Proof: (Elaboration of the proof given in Bartle’s book)

(a) First we note that if $\mu (E_n) = \infty$ for some n, then both sides of the equation are $\infty$, and inequality holds. Henceforth, we can just consider the case $\mu (E_n)<\infty$ for all n.

Let $A_1 = E_1$ and $A_n=E_n \setminus E_{n-1}$ for n>1. Then $(A_n)$ is a disjoint sequence of sets in X such that

$E_n=\bigcup_{j=1}^n A_j$, $\bigcup_{n=1}^\infty E_n = \bigcup_{n=1}^\infty A_n$

Since $\mu$ is countably additive,

$\mu (\bigcap_{n=1}^\infty E_n) = \sum_{n=1}^\infty \mu (A_n)$ (since ($A_n$) is a disjoint sequence of sets)

$=\lim_{m\to\infty} \sum_{n=1}^m \mu (A_n)$

By an earlier lemma $\mu (F\setminus E)=\mu (F)-\mu (E)$, we have that $\mu (A_n)=\mu (E_n)-\mu (E_{n-1})$ for n>1, so the finite series on the right side telescopes to become

$\sum_{n=1}^m \mu (A_n)=\mu (E_m)$

Thus, we indeed have proved (a).

For part (b),  let $E_n=F_1 \setminus F_n$, so that $(E_n)$ is an increasing sequence of sets in X.

We can then apply the results of part (a).

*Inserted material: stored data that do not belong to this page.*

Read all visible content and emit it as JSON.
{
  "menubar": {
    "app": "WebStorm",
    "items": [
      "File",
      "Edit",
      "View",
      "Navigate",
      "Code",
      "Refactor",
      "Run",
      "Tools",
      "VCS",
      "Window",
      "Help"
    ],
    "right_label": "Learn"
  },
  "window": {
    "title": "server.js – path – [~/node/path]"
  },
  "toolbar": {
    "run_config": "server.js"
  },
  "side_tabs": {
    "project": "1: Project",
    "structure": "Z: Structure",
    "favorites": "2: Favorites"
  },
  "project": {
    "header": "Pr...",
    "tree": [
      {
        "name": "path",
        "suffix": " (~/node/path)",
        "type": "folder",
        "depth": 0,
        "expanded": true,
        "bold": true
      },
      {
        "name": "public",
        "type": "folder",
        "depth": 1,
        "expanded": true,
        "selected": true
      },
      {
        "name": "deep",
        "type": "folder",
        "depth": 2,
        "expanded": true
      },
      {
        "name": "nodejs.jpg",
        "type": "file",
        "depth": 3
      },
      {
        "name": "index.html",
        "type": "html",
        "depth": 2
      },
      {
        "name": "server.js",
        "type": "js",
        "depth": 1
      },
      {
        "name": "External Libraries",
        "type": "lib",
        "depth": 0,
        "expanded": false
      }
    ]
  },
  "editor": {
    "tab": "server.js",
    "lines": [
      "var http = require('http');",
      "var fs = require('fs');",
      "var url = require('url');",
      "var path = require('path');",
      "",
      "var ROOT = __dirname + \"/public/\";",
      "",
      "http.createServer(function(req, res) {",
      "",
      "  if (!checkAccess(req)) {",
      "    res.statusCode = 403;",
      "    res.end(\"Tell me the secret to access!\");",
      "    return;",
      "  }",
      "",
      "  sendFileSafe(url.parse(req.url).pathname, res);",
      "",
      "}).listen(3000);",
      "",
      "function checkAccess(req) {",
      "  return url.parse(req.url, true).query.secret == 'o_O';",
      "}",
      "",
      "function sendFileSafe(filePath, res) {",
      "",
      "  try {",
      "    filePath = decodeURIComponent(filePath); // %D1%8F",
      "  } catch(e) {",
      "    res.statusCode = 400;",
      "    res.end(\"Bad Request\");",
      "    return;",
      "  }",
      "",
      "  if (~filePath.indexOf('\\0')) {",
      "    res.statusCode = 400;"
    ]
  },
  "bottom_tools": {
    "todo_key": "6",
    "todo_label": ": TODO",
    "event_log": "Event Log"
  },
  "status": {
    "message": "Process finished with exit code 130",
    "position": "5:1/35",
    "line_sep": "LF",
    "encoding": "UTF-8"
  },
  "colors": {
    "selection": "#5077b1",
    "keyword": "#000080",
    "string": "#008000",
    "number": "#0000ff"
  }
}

\begin{aligned} \mu (\bigcup_{n=1}^\infty E_n) &=\lim \mu (E_n)\\ &=\lim [\mu (F_1)-\mu (F_n)]\\ &=\mu (F_1) -\lim \mu (F_n) \end{aligned}

Since we have $\bigcup_{n=1}^\infty E_n =F_1 \setminus \bigcap_{n=1}^{\infty} F_n$, it follows that

$\mu (\bigcup_{n=1}^\infty E_n) =\mu (F_1)-\mu (\bigcap_{n=1}^\infty F_n)$

Comparing the above two equations, we get our desired result, i.e. $\mu (\bigcap_{n=1}^\infty F_n) = \lim \mu (F_n)$.